11. il ricorso, integrata nei termini appena detti la motivazione resa dalla Corte territoriale, va quindi complessivamente rigettato; 12.
l’indubbia peculiarità e novità giuridica della controversia giustifica la compensazione delle spese anche di questo grado di giudizio; 13.

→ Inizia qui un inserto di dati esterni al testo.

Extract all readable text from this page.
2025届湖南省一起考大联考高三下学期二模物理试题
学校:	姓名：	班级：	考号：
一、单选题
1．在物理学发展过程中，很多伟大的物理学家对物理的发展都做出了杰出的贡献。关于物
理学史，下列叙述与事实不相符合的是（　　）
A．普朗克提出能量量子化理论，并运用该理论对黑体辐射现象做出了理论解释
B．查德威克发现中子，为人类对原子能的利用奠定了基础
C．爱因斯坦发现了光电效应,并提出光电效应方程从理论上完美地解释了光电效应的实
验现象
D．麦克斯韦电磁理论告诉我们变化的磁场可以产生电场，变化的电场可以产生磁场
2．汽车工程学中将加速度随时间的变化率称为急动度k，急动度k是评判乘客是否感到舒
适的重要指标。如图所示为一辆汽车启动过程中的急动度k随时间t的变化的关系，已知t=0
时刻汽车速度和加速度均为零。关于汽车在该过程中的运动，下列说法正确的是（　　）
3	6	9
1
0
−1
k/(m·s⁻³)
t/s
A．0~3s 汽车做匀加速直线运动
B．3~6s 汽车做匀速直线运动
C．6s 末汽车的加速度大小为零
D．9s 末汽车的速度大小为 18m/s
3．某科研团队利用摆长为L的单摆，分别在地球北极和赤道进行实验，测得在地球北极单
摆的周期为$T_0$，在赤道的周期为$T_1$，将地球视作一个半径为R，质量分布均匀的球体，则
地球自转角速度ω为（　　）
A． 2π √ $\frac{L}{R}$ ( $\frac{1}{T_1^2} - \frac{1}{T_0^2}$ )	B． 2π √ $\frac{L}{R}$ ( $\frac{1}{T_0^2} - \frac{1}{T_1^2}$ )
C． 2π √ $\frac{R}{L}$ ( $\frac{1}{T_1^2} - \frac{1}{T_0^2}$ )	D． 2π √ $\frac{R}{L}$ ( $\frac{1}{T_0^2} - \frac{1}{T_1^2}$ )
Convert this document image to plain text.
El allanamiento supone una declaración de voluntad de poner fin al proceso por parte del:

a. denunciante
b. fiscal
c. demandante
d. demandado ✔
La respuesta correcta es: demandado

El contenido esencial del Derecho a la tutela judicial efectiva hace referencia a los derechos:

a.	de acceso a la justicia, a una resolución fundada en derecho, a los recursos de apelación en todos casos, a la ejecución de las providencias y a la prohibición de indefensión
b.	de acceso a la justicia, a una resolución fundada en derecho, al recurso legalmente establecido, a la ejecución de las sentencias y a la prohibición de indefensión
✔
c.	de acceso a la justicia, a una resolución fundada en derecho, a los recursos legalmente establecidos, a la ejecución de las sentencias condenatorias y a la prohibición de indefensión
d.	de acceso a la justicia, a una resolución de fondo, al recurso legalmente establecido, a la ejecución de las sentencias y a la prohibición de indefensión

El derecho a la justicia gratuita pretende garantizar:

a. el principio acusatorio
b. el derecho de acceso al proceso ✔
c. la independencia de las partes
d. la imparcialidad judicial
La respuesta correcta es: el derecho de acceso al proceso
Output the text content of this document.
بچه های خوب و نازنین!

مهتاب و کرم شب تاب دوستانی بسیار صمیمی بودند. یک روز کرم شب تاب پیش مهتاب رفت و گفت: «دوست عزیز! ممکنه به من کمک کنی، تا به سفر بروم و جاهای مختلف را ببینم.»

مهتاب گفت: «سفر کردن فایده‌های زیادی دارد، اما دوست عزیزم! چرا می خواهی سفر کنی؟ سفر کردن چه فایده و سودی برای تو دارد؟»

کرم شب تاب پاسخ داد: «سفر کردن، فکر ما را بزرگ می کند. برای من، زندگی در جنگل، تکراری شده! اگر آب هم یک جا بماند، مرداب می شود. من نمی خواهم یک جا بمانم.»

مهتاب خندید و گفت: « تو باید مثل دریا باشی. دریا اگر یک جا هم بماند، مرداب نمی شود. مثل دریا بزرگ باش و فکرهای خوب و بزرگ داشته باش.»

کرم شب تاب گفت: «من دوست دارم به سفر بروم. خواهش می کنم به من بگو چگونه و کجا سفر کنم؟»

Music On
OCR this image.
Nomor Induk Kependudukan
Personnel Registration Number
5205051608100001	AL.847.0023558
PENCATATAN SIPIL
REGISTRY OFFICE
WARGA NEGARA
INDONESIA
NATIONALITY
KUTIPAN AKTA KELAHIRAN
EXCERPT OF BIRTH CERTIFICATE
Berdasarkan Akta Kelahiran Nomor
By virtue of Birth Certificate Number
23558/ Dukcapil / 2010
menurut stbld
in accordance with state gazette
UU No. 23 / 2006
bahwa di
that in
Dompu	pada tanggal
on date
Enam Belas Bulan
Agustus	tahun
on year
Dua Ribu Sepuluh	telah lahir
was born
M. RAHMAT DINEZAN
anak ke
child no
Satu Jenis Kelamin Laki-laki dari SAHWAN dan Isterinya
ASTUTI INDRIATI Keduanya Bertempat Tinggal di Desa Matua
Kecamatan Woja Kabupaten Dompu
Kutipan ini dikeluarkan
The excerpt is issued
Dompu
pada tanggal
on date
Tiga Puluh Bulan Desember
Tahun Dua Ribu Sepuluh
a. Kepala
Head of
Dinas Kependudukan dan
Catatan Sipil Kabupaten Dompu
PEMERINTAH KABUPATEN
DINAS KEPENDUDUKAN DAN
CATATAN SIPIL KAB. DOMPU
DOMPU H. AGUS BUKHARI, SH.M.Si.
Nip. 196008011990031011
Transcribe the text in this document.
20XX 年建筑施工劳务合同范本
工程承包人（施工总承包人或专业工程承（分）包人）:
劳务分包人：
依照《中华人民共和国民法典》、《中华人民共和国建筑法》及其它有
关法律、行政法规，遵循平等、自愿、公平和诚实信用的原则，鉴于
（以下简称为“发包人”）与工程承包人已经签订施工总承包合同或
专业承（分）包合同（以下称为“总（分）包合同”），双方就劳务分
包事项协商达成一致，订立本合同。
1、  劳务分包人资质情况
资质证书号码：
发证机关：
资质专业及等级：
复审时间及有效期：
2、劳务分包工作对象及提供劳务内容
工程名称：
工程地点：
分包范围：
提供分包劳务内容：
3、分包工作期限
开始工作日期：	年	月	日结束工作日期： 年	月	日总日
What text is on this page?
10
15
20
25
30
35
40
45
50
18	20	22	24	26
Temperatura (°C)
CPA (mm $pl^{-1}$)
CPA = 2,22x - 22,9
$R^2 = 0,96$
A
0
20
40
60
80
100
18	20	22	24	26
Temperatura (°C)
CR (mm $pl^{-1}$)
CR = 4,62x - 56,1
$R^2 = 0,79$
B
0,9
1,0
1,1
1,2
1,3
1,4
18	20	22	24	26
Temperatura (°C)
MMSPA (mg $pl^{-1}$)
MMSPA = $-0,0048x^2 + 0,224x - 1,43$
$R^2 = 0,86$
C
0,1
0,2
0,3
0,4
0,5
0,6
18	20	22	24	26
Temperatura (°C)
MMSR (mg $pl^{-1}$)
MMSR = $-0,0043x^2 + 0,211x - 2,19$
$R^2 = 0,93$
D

possono anche esprimersi i seguenti principi:
-non può costituire comportamento perseguibile ai sensi dell’art. 28 della legge n. 300 del 1970, perché afferente ad un atto politico non sindacabile in sede giurisdizionale, l’emanazione di una legge regionale ipoteticamente destinata ad interferire con le attività sindacali e ciò anche nel caso in cui tale legge sia sospettata di illegittimità costituzionale, per avere regolato materia di competenza statale (art. 117, lett. l, Cost. , con riferimento all’ordinamento civile) ;
-per integrare gli estremi della condotta antisindacale di cui all’art. 28 dello Statuto dei lavoratori è sufficiente che tale comportamento leda oggettivamente gli interessi collettivi di cui sono portatrici le organizzazioni sindacali; tuttavia nel valutare l’antisindacalità di un comportamento che si asserisca discendere dall’attuazione di una normativa di cui si sospetta l’illegittimità costituzionale, si deve considerare, ove sia coinvolta, quale datore di lavoro, una Pubblica amministrazione, che quest’ultima non può non conformarsi alla normativa quale vigente ai sensi degli artt. 97 e 136 Cost. e che per l’accoglimento della domanda ai sensi dell’art. 28 deve potersi riconoscere, al momento in cui la pronuncia giudiziale possa intervenire e quindi in esito all’ipotetico
accoglimento della questione di legittimità costituzionale, la persistenza di un interesse sindacale attuale alla rimozione degli effetti pregressi o all’inibitoria di comportamenti futuri.
P.Q.M.
La Corte rigetta il ricorso e compensa le spese del giudizio di cassazione.
Ai sensi del D.P.R. n. 115 del 2002, art. 13, comma 1 quater dà atto della sussistenza dei presupposti processuali per il versamento, da parte della ricorrente, dell’ulteriore importo a titolo di contributo unificato pari a quello previsto, per il ricorso a norma del cit. art. 13, comma 1 -bis, se dovuto.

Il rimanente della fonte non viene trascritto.